I’ve spent the evening with a series of videos I’ve meant to get to for a while — a panel discussion on newspaper video from the University of Florida’s Institute on Journalism and Media — and a great evening of learning and entertainment it was.

The video, in four parts, features Chuck Fadely, Regina McCombs and Chet Rhodes, along with a question-and-answer session. All three of the panelists have interesting tales to tell, but I was particularly engrossed in Rhodes’ description of the Washington Post system for training its print-side folk to shoot “reporter video.”

Mindy McAdams deserves great credit for putting this all online, and extending the storytelling that took place in the UF classroom out into the world for the rest of us to enjoy and learn from.
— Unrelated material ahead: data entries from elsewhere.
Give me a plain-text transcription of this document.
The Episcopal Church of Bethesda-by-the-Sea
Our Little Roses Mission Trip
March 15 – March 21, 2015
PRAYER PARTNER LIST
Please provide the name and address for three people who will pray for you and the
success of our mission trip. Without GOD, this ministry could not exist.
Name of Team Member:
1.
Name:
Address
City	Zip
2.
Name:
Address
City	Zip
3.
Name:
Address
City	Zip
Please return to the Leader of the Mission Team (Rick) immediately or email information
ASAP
I only wish it hadn’t taken me so long to get to it.

Here’s the story: I have an oldish but hardly obsolete iBook G4. When I tried to watch the videos online, I got the audio fine, but was only getting a single frame of video every 10 or 15 seconds, making it all unwatchable. I downloaded the FLV files to my desktop, but the result was the same: there was too much data in the video/audio stream for my iBook to cope with, even after I quit all other apps.

In order to watch the videos, I re-encoded them, using Visual Hub, as 320×240 MPEGs, a process that took about an hour for each of the four segments. Once done, they played fine.

The time wasn’t wasted. The value of the videos was high and I was able to run the re-encoding while I worked on other projects. And I got a secondary lesson from the whole experience: I need to make sure, when putting my own, and eventually my students’, video on line, they’ll run well on as many computers as possible, not just the latest and greatest.